では、同居でお願いします
想いを伝え合った後、私たちはなぜかお互いに照れて俯き言葉を失った。

いい歳をして告白しただけでこんなに恥ずかしくなるなんて、どれほどお互いに経験不足なのだろうと呆れてしまう。

「海音ちゃん、とにかくご飯食べに出ようか、お腹空いたよね?」

(ご飯とか気にしてたの!?)

確かにお腹は空いている。

時計を見上げれば、もう九時前だ。紀ノ川さんと話していたりしたので、案外時間が過ぎてしまっていたが、この甘くも緊張した空気を見事にぶっ壊す裕哉に笑えてしまう。

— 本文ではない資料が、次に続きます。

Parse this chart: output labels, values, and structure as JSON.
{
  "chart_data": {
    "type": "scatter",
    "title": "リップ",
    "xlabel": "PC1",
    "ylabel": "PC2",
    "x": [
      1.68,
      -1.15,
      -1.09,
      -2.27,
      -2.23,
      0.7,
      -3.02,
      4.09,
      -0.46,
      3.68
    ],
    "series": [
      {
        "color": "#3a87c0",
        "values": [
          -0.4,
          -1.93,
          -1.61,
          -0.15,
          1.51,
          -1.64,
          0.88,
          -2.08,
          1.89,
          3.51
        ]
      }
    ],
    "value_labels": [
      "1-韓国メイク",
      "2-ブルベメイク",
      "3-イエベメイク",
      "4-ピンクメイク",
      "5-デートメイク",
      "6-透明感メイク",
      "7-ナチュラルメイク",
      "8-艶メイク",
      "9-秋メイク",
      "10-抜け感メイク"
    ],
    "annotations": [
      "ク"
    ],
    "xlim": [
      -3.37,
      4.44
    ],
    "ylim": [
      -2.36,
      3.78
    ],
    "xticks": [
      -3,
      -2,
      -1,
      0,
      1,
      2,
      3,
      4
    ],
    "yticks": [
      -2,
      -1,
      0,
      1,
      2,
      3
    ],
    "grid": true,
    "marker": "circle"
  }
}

もしやこのまま……などと考えていた自分が恥ずかしいではないか。

(でも……裕ちゃんは本当に待ってくれるつもりなんだ)

無理強いをしたり性急にことを進めようとは考えていないのだろう。

「海音ちゃんは何が食べたい? 希望がないなら僕が適当に選んでもいいよ」

「うん、裕ちゃんにお任せする」

私の返事を聞いた裕哉はホッと頬を緩ませた。

緊張していたのだろうことが伝わる。

勝手に裕哉ならたくさん彼女もいて恋愛経験も豊富で、女性の扱いなどお手のものだなんて考えていたけれど、意外にうぶだったようだ。

「じゃあ、行こうか」

「待って、化粧を直さないと酷い顔していると思う」

「いいよ。海音ちゃんは何もしなくても可愛いから。泣き顔とかもう堪らないほど可愛い」

「なっ……!」

急に甘い言葉を言い出す裕哉に面食らい口をぱくぱくとさせてしまった。